Yo daba vueltas dentro de la tienda. Sabía que An-te-hai tenía razón y que necesitaba hacer algo antes de que la situación me superase. No era difícil ver que mi pasión por Yung Lu conduciría a la derrota de mi sueño por Tung Chih.

Llamé a Li Lien-yin.

– Ve a traer artistas del teatro local -le ordené.

– Sí, mi señora, ahora mismo.

– Las bailarinas nocturnas -especificó An-te-hai para asegurarse de que su discípulo comprendía a qué me refería.

Li Lien-yin me hizo una reverencia tocando el suelo con la frente.

– Sé un buen lugar a medio kilómetro de aquí, el pueblo de Melocotón.

– Envía a tres de sus mejores chicas a Yung Lu ahora mismo -le insté, y luego añadí-: Di que es un regalo de mi parte.

– Sí, su majestad.

Y el eunuco se fue.

Levanté la cortina y miré a Li Lien-yin desaparecer en la noche.

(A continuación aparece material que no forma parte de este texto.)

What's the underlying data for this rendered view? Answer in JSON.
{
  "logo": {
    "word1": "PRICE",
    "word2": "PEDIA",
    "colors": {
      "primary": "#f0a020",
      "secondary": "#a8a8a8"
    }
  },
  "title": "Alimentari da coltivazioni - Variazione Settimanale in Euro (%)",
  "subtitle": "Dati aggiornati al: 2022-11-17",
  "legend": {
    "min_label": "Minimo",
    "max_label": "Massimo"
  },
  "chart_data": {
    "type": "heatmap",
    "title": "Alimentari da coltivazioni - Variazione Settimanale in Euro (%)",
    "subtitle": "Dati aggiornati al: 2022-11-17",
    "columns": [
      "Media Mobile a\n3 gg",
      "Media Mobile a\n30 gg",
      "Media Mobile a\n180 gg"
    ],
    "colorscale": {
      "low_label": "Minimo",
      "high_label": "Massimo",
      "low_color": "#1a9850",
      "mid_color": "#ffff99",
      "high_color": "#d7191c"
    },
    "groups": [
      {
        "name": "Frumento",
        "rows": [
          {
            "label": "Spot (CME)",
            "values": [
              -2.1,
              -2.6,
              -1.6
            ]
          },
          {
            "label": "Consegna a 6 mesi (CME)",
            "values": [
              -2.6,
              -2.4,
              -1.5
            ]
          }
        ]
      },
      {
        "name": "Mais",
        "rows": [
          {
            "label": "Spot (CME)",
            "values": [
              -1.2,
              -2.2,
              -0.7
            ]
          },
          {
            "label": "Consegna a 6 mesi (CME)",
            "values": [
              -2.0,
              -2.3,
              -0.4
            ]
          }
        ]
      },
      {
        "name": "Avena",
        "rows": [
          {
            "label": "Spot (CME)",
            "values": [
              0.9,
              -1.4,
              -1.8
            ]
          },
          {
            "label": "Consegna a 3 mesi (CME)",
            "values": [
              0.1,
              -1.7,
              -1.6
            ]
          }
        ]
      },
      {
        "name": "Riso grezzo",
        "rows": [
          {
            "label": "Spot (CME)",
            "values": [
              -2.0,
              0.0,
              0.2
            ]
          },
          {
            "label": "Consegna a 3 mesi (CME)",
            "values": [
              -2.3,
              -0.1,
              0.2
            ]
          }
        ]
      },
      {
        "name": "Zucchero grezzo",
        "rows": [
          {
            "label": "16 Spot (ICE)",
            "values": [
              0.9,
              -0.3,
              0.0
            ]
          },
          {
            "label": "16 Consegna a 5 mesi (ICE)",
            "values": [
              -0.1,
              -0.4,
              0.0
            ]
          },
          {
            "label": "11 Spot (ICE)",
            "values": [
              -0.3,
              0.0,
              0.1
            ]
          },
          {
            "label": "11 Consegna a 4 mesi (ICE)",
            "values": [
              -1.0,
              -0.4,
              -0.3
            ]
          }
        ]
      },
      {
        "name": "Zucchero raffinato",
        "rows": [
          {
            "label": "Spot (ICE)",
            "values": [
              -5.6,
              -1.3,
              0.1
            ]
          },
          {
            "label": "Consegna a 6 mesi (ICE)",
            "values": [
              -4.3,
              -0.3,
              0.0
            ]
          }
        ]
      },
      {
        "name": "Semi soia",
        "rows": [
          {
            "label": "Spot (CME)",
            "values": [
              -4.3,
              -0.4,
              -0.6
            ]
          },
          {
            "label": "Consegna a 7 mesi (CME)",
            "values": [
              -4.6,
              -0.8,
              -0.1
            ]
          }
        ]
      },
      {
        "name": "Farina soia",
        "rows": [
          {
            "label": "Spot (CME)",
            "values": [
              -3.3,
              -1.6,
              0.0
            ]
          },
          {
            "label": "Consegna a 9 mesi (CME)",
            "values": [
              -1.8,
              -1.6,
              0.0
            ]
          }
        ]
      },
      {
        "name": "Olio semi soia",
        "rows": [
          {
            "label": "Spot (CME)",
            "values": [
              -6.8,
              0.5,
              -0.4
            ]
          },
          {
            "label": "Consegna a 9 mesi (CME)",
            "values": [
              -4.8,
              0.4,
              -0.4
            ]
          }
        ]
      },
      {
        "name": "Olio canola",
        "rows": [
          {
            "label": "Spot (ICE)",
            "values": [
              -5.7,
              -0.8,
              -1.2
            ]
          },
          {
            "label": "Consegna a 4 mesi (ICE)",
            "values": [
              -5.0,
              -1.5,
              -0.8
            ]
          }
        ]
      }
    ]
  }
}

Notaba una pesadez insoportable y aplastante. Me sentía como si tuviera el estómago lleno de piedras. No quedaba nada de la muchacha que había llegado a Pekín en el deslustrado crepúsculo de una mañana de verano diez años antes. Ella era ingenua, confiada y curiosa, rebosaba juventud, cálidas emociones y estaba presta a probar la vida. Los años que había pasado dentro de la Ciudad Prohibida habían formado un caparazón en torno a ella y el caparazón se había endurecido. Los historiadores la describirían como cruel y despiadada, dirían que su voluntad de hierro la llevaba de una crisis a otra.

Cuando me di media vuelta, An-te-hai me miraba con una expresión desconcertada.

– Soy como cualquier otra persona -exclamé-. No tenía dónde refugiarme.

– Habéis hecho lo imposible, mi señora.

Al día siguiente no había viento. Los rayos del sol se filtraban a través de las finas nubes. En el palanquín mis pensamientos se calmaron. Creía que ahora podía pensar en Yung Yu de otro modo, me sentía menos incómoda. Mi corazón aceptaba lo que había pasado y se levantaba lentamente de las ruinas. Por primera vez en mucho tiempo, sentí brotar la esperanza dentro de mí. Me convertiría en una mujer que había experimentado lo peor, así que no tenía nada que temer.